Selbstverständlich ist die Prämoderne keineswegs (wie auch die Moderne nicht) von reinen Diskursformen beherrscht. Letztendlich sind alle Diskurse mehr oder weniger Konstrukte im Sinne der eingangs formulierten Überlegungen. Trotz aller sich überschneidenden Mischdiskurse oder Querverbindungen zwischen den einzelnen Autoren lassen sich aber doch insgesamt sechs relativ gefestigte oder sich festigende Diskurse aufzeigen, die man als Mainstreams in der Prämoderne bezeichnen kann. Es sind dies:

1 Politica Christiana

2 Machiavellismus

3 Utopismus

4 Kontraktualismus

5 Skeptizismus

6 Republikanismus

Die prämodernen Diskurse

Die Einteilung in dieser Reihenfolge soll dabei keine Wertigkeit oder gar chronologische Abfolge anzeigen, denn alle sechs Diskurse treten in der Prämoderne zeitgleich auf, in unterschiedlicher Intensität zwar und mit länderspezifischen Abweichungen bzw. Schwerpunkten, doch insgesamt um die Wahrheitsansprüche von politischer Theorie im positiven Sinne alternierend. Das hier mit dem Diskurs zur christlichen Politik begonnen wird, liegt didaktisch darin begründet, dass dieser Diskurs die besten Referenzkriterien zum mittelalterlichen Weltbild aufweist, von daher also die Sicht auf das Politische trotzt aller substantiellen Transmissionen noch am ehesten traditionell vermittelt. Der Bruch im Sinne der Kuhnschen Paradigmenwechsel kommt somit nicht unmittelbar zustande, weil auch die übrigen Diskurse in der einen und anderen Weise von dieser Tradition profitieren. Nichts ist vollständig neu unter der Sonne, schon gar nicht Begrifflichkeiten, wohl aber ihre Zusammensetzung oder aber die Referenzbilder, auf die sie sich beziehen. Insofern ist gerade der hier zum Schluss vorzustellende Diskurs zur Republik nicht nur der sicherlich modernste, sondern zugleich auch der älteste Diskurs überhaupt, verweist er doch über das Mittelalter hinaus auf seinen antiken Ursprung. Aber dies gilt, so werden wir sehen, auch für die übrigen fünf Diskurse in unterschiedlicher Weise.

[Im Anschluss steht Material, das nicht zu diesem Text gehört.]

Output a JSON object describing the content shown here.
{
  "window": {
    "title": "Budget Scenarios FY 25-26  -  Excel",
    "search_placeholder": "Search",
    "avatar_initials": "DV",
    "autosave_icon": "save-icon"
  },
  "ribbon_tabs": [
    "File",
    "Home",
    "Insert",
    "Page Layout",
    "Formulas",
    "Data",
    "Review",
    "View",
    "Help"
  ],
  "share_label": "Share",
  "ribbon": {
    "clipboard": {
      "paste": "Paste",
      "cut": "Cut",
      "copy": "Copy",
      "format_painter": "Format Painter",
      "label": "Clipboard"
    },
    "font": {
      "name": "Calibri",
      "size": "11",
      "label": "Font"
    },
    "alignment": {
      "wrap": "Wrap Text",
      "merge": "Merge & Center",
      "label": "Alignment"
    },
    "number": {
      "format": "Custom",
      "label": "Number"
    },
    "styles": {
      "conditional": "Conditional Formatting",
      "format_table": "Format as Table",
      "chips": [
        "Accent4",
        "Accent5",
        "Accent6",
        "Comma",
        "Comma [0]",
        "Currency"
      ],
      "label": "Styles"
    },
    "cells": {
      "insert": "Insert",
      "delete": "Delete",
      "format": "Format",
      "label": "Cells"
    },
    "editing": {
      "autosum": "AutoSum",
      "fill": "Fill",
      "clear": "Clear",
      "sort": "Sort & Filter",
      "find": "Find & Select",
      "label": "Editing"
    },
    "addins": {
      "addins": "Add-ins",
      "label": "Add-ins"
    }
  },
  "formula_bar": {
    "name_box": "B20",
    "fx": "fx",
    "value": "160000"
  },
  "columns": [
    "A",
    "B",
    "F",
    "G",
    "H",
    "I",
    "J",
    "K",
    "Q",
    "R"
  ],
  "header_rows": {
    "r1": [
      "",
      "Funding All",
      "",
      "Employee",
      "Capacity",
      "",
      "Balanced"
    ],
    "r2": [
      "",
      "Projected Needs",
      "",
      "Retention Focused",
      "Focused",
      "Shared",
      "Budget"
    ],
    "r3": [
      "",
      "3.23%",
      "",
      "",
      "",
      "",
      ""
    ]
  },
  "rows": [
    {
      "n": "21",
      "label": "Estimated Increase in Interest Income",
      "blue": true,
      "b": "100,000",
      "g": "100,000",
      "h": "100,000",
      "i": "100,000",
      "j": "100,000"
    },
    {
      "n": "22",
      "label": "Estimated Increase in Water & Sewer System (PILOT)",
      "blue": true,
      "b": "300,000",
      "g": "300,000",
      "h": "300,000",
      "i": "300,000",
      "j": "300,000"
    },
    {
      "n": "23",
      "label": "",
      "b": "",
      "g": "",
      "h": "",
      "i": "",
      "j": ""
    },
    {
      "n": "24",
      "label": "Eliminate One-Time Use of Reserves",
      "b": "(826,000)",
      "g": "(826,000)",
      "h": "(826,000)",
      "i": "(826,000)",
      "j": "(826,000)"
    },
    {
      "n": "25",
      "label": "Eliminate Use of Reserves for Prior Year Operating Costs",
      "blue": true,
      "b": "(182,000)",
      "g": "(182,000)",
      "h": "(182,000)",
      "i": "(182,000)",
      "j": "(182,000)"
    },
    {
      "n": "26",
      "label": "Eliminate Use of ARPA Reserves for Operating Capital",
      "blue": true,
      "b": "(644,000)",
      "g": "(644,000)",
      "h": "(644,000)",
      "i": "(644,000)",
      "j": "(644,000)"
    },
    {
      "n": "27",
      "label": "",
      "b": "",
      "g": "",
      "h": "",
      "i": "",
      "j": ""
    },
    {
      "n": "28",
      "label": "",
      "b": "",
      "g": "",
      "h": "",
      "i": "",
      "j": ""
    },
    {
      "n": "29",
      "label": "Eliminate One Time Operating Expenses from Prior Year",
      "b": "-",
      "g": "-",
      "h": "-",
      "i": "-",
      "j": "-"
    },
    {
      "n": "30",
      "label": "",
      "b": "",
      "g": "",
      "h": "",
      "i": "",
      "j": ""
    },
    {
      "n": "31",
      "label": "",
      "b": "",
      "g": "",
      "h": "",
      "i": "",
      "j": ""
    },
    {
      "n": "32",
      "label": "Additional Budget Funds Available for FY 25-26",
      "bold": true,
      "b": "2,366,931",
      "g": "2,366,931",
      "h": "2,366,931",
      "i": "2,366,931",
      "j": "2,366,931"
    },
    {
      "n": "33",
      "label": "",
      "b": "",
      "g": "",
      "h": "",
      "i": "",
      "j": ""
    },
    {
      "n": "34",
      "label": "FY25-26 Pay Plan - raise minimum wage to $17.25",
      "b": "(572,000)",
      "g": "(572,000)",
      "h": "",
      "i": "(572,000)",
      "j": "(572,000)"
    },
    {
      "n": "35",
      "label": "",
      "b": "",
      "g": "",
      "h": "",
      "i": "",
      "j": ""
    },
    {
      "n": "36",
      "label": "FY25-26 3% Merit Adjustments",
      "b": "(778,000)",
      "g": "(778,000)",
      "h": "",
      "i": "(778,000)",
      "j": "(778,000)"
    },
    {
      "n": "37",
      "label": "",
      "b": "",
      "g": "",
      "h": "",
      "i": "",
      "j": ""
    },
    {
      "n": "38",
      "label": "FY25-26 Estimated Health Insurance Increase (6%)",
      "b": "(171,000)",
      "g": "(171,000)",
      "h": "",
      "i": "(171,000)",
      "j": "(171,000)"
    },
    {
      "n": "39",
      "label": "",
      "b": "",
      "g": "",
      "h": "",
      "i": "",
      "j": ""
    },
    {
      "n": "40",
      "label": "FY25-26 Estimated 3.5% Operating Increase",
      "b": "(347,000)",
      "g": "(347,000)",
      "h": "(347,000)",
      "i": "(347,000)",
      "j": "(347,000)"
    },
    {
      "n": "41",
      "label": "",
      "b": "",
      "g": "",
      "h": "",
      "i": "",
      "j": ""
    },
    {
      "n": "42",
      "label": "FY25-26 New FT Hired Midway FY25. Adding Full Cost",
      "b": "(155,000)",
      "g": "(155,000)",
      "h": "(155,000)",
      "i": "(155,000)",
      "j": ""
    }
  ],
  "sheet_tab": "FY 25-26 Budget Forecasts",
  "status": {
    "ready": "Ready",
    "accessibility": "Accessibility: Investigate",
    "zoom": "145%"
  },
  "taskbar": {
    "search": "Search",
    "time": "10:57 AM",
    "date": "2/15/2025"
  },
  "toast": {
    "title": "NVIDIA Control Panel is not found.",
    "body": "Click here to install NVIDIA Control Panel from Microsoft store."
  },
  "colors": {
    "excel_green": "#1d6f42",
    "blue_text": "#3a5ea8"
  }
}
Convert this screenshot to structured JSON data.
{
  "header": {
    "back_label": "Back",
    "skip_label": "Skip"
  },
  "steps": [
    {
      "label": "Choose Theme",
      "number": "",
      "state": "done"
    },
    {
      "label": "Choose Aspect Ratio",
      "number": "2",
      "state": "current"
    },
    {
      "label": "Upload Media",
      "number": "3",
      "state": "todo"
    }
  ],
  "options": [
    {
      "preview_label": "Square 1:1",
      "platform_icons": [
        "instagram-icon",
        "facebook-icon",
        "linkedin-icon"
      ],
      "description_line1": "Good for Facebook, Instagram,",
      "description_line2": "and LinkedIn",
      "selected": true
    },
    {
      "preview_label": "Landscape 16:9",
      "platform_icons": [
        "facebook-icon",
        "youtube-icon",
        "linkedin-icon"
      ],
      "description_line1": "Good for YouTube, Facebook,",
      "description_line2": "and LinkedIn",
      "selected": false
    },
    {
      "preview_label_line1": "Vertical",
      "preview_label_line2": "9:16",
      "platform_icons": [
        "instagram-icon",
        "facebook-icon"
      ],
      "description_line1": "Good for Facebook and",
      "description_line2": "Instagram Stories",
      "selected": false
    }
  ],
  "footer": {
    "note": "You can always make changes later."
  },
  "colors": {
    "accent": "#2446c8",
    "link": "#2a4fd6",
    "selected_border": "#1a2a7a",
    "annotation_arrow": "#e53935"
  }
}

Charakteristika der Diskurse

Ein Kennzeichen der prämodernen Diskurse ist es, dass sie bei der Auseinandersetzung um die Substanz von politischer Theorie Pluralität aufweisen, um nicht zu sagen (aus heutiger Sicht) ausgesprochen interdisziplinär formulieren können. Das bedeutet: der Dominikanermönch liest auch die Schriften reformatorischer Autoren, wie umgekehrt; der Theologe antwortet auf Gedanken des Politikers, der Philosoph liest Theologisches und der Jurist Philosophisches; der Praktiker macht sich Gedanken über eine Theorie der Politik wie umgekehrt auch ein Theoretiker Ausflüge in die Praxis unternimmt. Kurzum, die prämodernen Diskurse zur Politik unterscheiden sich von denen der Moderne in zweierlei Hinsicht sehr deutlich:

a) Es existiert (noch) keine starre Unterscheidung zwischen Theorie und Praxis, beides geht vielmehr ineinander über; es gilt im Prinzip das Motto von Leibniz – theoria cum praxi. Insofern sind es oft gerade Autoren mit praktischer Politikerfahrung, die eine Systematisierung der Spielregeln und der normativen Legitimation von Politik anstrengen. Folglich ist ein Kennzeichen aller prämodernen Diskurse zur politischen Theorie, dass sie keine reinen Universitätsdiskurse darstellen. Die Mehrzahl aller Klassiker zur politischen Theorie dieser Epoche kommt bezeichnenderweise mit ihren Argumenten eben nicht von universitären Lehrstühlen. Insofern sind die Diskurse auch nicht selbstreferentiell im Sinne einer bestimmten Klientel, sondern richten sich an alle, die sich überhaupt in Europa für Politik interessieren.

b) Aufgrund der interdisziplinären Kommunikation zur Sache der Politik fehlt damit auch eine hermetische Abgrenzung der Diskurse untereinander, wie sie bei den Diskursen der Moderne, insbesondere im 20. Jahrhundert festzustellen ist. Das heißt, die prämodernen Diskurse sind noch keineswegs ideologisch geschlossen, sondern bei den zentralen Theoremen durchaus offen für verschiedene Adaptionen in der Interpretation. Deshalb kommt es auch zu den Diffusionseffekten zwischen den einzelnen Diskursen, die im Folgenden beschrieben werden. Das heißt, manche Denker wie Machiavelli und Rousseau sind in mehr als nur einem Diskurs zu finden. Grundsätzlich gilt hier festzustellen: je weitreichender ein Autor mit seiner Theorie in den Einzelaussagen formulieren kann, desto öfter tritt eine Brechung und Mischung seiner Argumente auch in ein oder zwei anderen Diskursen auf.

So lange die Frage, was eigentlich die beste Politik und die beste Regierungsform ist, die metaphysische Rückkoppelung auf den Gottesgedanken offenbleibt, so lange sind die prämodernen Diskurse insofern Versatzstücke für ein und die gleiche Frage. Ab dem Diskursmoment, wo rein instrumentelle Aspekte unter dem Deckmantel des Vernunft-Prinzips in die Debatte einrücken und stärkeres Gewicht bekommen, verändern allerdings auch die prämodernen Diskurse ihren offenen Horizont und mutieren zu systemisch und damit auch hermetisch abgezirkelten Gebilden. Das ist spätestens mit der Kantianischen Wende in der Logik der Fall, die daher auch sinnvollerweise den Endpunkt für diese Einführung in die Politische Theorie bildet.